Just like all the Millennials are ruining the economy buying avocado toast instead of houses. Nobody’s immune.

LOL. Have you ever eaten avocado toast?

I have, btw. It’s tasty!

My coworker who is in Executive Leadership once called me into an office meeting with her IT team because they had just told her about ChatGPT and she was amazed and thought it could help save me time writing grants. I have no doubt AI can write grants, but I enjoy the process too much to let a machine do it for me (that’s what copy and paste is for, anyhow.)

Yeah. Nobody freaked out about self-checkout lanes, but you come for the white collar jobs and now it’s the apocalypse.

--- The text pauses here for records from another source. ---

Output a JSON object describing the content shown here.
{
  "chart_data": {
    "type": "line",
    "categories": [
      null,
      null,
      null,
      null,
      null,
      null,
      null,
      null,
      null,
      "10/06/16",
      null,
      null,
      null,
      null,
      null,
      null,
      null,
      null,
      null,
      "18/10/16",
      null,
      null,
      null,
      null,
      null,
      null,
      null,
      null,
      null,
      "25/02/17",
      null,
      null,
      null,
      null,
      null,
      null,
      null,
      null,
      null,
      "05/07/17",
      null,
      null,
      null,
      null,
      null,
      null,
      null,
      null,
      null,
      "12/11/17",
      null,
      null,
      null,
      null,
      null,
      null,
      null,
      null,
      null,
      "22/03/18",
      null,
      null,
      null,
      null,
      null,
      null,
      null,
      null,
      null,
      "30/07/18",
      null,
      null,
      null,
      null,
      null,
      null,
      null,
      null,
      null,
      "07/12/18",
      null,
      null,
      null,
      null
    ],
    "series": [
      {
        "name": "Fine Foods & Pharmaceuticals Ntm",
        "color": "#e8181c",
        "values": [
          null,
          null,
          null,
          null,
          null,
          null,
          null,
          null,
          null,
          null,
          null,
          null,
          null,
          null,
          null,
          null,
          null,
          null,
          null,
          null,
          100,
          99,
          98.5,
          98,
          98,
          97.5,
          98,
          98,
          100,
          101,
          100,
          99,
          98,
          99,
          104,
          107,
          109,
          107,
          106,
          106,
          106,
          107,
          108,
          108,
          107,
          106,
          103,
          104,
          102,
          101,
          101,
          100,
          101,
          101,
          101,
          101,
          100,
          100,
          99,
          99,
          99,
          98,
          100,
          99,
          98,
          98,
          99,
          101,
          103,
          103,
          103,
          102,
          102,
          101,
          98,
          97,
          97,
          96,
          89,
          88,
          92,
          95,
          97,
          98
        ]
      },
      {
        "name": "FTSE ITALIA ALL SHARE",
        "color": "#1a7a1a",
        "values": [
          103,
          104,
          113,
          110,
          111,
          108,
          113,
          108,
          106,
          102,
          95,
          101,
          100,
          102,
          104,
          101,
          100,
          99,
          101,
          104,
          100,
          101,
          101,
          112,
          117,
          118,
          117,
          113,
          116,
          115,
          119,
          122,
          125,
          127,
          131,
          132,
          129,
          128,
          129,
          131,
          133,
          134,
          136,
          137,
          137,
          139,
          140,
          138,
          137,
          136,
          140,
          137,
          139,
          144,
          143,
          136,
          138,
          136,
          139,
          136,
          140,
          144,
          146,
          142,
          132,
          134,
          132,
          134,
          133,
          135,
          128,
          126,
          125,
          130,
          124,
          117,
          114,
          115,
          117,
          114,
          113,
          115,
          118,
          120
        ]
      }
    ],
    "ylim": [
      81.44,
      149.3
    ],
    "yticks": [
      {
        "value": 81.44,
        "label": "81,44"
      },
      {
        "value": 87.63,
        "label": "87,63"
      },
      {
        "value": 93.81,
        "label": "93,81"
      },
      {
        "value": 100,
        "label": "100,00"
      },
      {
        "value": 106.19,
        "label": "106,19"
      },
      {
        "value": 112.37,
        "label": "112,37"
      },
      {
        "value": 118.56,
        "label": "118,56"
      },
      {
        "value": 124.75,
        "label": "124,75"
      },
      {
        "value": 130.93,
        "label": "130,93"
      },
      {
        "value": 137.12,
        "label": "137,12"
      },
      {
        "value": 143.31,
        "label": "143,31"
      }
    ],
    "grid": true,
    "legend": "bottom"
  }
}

I’m a writer and I’ve been thoroughly unimpressed with the ability of AI to write a compelling story, so I figure I’m safe for another five years at least. But I will note that artists are going after AI companies hard. We see the writing on the wall.

It’s freaking delicious. I’m so proud of having invented it.

I’ve thought about this and I agree with you if we expand work to mean “doing something for someone else.” I think to a certain extent humans are hardwired to be productive and cooperative and things go wrong inside us when we don’t have that. Whether that means serving on a board or raising kids or making a wage or creating art, contributing to something larger than yourself is an intrinsic good. I don’t think we necessarily have to do that forty hours a week, but it seems like maybe 15-20 hours would be good for most people.